Isaac had known Rebecca only a few minutes before marrying her. But the marriage arrangements and selecting the right mate for Isaac had been well-planned. This was the custom of the day.
In the story of Ruth and Boaz, we see a much more complex courtship. Space won’t allow all the details, but they came to know each other before making their commitment to be married. Only after becoming well acquainted did they marry, following the customs of that day.
The best information from the New Testament is the apostle Paul’s words to the unmarried. . .
“Now concerning the matters about which you wrote: “It is good for a man not to have sexual relations with a woman. But because of the temptation to sexual immorality, each man should have his own wife and each woman her own husband . . . But if they cannot exercise self-control, they should marry. For it is better to marry than to burn with passion.” (I Corinthians 7:1, 2, 9 – English Standard Version)

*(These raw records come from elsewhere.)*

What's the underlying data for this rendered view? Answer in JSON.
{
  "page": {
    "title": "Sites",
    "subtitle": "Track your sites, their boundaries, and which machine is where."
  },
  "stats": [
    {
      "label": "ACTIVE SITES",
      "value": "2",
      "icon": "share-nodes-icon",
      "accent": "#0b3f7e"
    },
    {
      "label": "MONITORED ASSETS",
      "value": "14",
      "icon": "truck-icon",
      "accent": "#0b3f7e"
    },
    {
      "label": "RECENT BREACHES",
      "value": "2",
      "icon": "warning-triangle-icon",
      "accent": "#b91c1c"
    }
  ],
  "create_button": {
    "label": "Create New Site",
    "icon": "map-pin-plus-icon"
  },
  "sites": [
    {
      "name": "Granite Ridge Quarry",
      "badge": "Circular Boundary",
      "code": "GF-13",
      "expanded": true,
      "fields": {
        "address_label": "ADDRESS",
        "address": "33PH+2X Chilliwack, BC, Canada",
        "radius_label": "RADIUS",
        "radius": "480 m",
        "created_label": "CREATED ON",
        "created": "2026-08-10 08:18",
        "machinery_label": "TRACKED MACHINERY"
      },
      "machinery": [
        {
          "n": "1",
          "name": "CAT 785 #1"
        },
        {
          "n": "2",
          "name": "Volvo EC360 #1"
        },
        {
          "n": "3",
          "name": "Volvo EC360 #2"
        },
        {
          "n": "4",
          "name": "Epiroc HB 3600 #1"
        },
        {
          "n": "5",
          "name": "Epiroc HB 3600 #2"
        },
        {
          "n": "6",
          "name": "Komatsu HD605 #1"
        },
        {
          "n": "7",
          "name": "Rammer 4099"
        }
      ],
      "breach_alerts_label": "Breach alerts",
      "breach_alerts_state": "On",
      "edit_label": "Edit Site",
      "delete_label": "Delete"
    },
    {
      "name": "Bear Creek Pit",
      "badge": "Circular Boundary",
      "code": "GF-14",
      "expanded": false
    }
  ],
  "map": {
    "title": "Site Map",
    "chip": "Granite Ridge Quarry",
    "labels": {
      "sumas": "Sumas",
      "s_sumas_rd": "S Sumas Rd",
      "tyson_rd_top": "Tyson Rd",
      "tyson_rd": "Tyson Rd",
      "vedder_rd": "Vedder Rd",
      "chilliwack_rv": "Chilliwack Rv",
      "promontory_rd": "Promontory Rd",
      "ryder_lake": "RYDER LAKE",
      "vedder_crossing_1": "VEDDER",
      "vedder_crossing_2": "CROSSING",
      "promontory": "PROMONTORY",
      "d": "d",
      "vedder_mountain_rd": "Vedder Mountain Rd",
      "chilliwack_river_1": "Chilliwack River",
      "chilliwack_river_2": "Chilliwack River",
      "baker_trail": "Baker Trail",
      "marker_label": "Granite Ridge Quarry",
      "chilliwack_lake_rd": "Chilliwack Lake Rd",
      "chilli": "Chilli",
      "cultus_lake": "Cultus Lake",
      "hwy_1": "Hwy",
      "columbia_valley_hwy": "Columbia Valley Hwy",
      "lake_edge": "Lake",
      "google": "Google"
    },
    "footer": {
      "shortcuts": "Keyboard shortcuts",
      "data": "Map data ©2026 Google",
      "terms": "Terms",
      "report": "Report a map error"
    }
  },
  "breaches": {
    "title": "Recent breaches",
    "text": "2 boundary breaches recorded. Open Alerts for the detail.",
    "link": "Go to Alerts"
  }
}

The apostle gives another insight into how long dating should take place. Once a couple becomes familiar and close, romantic and sexual feelings will naturally arise. So, Paul says, get married and enjoy the sexual relationship God intended for a husband and wife to have.
As to your question, some principles emerge. First, careful consideration should be given to the type of person you are dating. Is he or she the kind of person that will serve God and be compatible with you? Second, the customs of the day can be followed (such as legalities, ceremonies, etc). Third, a couple should not delay marriage so long that sexual temptations get the best of them.
As a practical timeline, I would suggest dating at least a year. This way you can experience and observe life events with your significant other. Carefully consider his or her interactions with family and friends. How are holidays, celebrations and tragedies dealt with? The ups and downs of everyday life? But remember, these suggestions are MY conclusions, since there is no clear command from God.